Lemme clarify: When I use the term stupid number, I'm referring to a number that is more vital to and trusted by the system than it should be. For example, social security numbers are under this definition stupid numbers because they are used both for identification and authentication, and can cause far too much damage once they are compromised, which is easy because they are so widely shared. Credit card numbers are in a similar boat, because possession of the widely used number is assumed to indicate authorization. I have nothing against numbers or cryptography in general.
The system I was alluding to would have the buyer give a semi-public identification number to the merchant, who would then use it to obtain money from the credit card company, but only after the user authorized the payment by logging in to their online site through a means that is at least as reliable and secure as the best internet consumer business transactions today.

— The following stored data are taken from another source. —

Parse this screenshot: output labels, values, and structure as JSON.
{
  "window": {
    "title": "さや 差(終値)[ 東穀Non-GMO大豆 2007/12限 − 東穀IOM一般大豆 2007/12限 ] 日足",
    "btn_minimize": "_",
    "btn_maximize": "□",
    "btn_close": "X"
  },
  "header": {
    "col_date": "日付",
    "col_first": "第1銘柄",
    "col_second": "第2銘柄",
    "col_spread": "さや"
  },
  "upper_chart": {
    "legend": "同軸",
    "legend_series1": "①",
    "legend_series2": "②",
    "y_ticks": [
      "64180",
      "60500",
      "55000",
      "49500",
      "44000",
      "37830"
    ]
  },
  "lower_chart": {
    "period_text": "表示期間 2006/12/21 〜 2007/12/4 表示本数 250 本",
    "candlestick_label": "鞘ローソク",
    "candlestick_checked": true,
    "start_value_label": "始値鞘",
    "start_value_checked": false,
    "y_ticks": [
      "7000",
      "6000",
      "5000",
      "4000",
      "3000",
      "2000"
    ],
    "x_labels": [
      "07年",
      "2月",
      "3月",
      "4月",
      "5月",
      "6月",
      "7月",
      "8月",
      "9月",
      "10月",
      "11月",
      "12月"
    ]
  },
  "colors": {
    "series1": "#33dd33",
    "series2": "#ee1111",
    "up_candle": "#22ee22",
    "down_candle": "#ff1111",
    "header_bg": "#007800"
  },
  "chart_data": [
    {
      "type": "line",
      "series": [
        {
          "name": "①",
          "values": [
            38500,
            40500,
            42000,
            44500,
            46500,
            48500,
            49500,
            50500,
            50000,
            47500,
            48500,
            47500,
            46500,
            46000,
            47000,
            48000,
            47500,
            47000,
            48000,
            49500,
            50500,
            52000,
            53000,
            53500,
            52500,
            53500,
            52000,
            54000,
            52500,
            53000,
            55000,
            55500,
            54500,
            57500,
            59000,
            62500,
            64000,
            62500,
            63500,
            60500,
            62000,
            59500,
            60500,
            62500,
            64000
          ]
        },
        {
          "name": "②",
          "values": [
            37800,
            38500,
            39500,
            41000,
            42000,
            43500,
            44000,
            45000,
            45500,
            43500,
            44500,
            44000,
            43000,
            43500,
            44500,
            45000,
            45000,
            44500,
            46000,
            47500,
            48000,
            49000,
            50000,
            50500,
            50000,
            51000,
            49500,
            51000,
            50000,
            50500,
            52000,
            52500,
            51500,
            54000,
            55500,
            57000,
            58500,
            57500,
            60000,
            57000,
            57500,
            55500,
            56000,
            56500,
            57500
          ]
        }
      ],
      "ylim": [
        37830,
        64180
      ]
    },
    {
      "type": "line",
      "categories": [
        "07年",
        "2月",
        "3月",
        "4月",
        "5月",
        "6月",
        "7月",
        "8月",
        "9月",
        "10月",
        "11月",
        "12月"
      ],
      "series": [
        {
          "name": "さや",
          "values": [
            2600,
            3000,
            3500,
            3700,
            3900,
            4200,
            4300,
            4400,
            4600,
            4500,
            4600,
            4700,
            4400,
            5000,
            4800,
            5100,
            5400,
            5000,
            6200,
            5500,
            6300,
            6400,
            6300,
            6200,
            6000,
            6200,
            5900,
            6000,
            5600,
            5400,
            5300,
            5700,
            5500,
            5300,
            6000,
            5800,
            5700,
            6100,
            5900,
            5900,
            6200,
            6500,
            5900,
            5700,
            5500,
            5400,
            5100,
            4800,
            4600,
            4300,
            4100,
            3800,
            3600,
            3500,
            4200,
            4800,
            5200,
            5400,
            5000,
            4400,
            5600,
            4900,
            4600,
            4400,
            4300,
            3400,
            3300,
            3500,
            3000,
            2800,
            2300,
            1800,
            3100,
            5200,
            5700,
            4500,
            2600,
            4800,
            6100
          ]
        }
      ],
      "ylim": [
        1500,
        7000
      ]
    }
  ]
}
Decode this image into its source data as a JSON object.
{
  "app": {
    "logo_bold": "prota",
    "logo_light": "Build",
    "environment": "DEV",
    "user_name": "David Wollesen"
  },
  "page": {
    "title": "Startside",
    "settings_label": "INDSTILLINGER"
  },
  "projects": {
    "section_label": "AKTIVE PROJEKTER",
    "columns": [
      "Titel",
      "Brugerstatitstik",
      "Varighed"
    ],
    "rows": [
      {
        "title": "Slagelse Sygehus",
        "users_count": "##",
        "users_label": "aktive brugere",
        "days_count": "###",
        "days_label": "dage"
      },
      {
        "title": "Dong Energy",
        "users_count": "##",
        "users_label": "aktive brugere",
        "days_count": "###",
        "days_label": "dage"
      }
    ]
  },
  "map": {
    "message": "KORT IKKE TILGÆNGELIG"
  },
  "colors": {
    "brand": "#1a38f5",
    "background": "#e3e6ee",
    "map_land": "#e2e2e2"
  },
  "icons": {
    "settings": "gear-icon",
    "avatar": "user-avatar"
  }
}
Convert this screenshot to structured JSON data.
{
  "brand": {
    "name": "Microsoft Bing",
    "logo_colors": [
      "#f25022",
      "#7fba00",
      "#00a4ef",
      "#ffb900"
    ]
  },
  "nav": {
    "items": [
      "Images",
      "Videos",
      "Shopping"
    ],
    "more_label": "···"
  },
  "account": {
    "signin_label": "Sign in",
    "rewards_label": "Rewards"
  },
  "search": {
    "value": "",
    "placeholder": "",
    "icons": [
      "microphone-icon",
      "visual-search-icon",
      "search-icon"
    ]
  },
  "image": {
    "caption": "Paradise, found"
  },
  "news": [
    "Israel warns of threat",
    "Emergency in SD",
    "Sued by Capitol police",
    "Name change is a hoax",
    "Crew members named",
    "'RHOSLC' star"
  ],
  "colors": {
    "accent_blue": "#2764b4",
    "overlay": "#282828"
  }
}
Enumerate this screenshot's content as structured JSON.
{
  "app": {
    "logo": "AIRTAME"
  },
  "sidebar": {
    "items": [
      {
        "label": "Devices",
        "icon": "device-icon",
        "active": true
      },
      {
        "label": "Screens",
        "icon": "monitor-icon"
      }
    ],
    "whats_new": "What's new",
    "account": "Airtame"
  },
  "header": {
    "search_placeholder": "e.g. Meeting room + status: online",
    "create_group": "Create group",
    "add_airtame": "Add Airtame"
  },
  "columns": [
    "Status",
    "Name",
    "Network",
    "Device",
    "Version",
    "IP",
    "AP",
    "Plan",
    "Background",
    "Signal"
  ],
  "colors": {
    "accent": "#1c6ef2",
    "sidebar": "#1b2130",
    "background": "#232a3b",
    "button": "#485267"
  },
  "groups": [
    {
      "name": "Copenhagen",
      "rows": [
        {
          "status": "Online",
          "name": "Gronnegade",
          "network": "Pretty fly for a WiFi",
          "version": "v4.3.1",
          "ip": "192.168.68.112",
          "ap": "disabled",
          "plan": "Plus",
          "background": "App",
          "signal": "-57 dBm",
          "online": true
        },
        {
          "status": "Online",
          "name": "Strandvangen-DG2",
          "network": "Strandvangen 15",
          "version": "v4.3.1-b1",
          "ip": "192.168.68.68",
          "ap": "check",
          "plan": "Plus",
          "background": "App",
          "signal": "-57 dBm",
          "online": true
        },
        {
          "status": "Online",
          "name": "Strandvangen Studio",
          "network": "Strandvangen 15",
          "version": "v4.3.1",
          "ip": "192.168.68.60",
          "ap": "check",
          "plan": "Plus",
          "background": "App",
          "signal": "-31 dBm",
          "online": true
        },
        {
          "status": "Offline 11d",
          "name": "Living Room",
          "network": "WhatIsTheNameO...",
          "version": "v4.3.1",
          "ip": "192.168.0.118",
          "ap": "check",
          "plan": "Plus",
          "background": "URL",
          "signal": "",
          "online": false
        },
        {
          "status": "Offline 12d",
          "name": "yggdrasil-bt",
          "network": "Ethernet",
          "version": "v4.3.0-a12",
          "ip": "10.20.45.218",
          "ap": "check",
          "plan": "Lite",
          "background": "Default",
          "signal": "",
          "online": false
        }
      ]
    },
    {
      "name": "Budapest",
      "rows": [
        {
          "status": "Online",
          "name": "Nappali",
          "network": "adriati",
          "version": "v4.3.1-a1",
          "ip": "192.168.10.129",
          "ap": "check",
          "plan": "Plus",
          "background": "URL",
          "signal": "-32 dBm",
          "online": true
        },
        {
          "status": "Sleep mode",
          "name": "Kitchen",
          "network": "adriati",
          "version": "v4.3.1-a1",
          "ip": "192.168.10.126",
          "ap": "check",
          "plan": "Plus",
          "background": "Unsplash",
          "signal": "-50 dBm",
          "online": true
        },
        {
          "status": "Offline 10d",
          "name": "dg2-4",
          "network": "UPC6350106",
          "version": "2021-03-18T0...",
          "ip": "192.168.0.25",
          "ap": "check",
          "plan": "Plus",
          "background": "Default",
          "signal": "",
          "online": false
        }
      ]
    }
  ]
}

Or you could eliminate the shared number aspect altogether as you suggested earlier, replacing it with one time use tokens that the customer holds on to and exhausts one by one, each of them set at various maximum expenditure thresholds. Of course then you have to safeguard this book of tokens from physical theft, perhaps by supplementing it with a password system, but then we're back to using the credit card company's site and phishing attacks.
Whatever, there are plenty of ways to fix the system, because it's near impossible to make any changes to what we have now and make it worse.
None. The card's just an artifact of the past. Under the current system even, there's no reason to have a card in internet shopping if you have your number and security code written down on a piece of paper.
Well making it not a shared number is one solution, but not the system I was getting at. In my version, the shared/stupid number would simply be used for identification. Possession of this number does not amount to authorization, nor does it have to be kept confidential. You simply need a different means of securing the channels between the cardholder and credit company, and the merchant and credit company. Let the sensitive information be internal to the credit company.